The Washington NFL franchise is on the search for a new team identity after retiring the Redskins name on Monday but not everyone affiliated with the team is on board with the change.
In the face of mounting pressure to change the team’s name amid a national focus on race relations, Washington announced Monday that the Redskins name and logo would be retired after 87 years.
“Dan Snyder and Coach Rivera are working closely to develop a new name and design approach that will enhance the standing of our proud, tradition rich franchise and inspire our sponsors, fans and community for the next 100 years,” the team said in a statement.
While the move was applauded by many, several former Washington players voiced their opinion against the change, arguing that the name is affiliated with the accomplishments of the franchise -- not the derogatory slur.
"I'll always call them the Washington Redskins, I'm sorry," former center Jeff Bostic told ESPN. “I've got great memories, great game scenarios that played out. There are parts of that I'll never forget the rest of my life. It was an honor for us to put the helmet on that had the Redskins emblem on the sides.”
He continued: “This is a political and financial decision.
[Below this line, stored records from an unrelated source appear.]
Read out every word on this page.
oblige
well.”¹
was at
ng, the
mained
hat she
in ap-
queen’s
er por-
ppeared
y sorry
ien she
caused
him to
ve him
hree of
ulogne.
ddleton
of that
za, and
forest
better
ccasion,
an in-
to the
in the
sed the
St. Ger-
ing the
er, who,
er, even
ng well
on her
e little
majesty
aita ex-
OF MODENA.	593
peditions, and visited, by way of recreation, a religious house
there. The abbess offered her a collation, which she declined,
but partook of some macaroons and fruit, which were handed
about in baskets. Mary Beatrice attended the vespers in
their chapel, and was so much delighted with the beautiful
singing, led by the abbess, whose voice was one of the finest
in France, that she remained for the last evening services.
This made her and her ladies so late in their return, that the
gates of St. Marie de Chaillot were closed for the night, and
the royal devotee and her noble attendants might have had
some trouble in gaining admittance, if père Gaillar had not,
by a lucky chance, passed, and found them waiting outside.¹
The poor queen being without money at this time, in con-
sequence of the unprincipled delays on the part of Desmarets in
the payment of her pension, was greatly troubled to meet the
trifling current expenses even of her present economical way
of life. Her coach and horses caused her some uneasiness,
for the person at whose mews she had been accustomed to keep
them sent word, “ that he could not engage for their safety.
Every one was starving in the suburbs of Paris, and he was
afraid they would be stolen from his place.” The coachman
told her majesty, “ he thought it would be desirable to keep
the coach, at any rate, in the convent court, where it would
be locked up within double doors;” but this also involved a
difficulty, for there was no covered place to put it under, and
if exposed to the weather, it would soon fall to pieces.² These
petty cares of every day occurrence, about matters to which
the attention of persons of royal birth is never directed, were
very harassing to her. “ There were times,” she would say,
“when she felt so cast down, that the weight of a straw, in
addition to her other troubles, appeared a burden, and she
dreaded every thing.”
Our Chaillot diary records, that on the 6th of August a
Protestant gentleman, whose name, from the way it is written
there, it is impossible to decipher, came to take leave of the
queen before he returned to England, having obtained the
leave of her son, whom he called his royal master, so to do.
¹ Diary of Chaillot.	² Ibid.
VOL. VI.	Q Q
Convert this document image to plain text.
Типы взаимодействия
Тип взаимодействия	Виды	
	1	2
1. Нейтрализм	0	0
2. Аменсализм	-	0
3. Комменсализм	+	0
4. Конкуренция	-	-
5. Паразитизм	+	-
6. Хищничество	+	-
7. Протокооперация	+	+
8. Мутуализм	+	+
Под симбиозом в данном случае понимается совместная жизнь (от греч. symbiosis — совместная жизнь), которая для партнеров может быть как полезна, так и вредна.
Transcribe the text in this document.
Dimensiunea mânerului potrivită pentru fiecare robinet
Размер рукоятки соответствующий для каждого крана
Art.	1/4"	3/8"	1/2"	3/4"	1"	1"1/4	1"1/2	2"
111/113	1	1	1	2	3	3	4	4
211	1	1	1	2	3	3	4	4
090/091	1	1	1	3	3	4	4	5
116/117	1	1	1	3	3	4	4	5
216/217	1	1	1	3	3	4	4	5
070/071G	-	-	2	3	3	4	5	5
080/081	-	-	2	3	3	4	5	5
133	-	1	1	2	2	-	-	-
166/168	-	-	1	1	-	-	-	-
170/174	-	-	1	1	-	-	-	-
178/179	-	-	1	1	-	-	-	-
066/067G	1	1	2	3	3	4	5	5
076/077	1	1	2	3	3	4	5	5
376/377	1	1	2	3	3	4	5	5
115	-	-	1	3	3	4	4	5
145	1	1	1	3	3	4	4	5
This isn't what most people want. I'm sure if you're taking polls in the D.C. area, how many want to keep or change it, I guarantee you the overwhelming number is probably to keep it.”
Doug Williams, a former NFL quarterback who won a Super Bowl in Washington, argued that players didn’t think about the negative connotations associated with the name when playing.
“We played because that was our job and what we wanted to do," Williams, who serves as Washington’s senior vice president of player development, also told ESPN.
"Players don't come thinking, 'I'm going to play for this slur name.' That's not on their minds. All they know is they're playing in the NFC East and they're playing the Dallas [Cowboys], the New York Giants and the Philadelphia Eagles."
“We won as Redskins, we won the game," Williams continued. "But at the end of the day, it's about the players and we still deserve our rings because we did it, the name didn't do it. That's all we can say. The name changes, but the city doesn't change and the teams don't change, the franchise doesn't change. It's just the name and the logo. It should not have an impact on the history of the organization.”
Former Washington running back Brian Mitchell told ESPN that during his time with the franchise the players never thought about the name until pressed.
“I didn't play for a name per se. Guys never talked about it because players play,” he said.
“But you were asked the question again and again, and it gets to where you start asking and researching and try to figure it out. Some Native Americans had a problem and some didn't. My mindset was always, we need to sit down and have a serious discussion. If you've offended someone, you needed to have that discussion instead of being close-minded.”
Washington has not released what the new team name will be.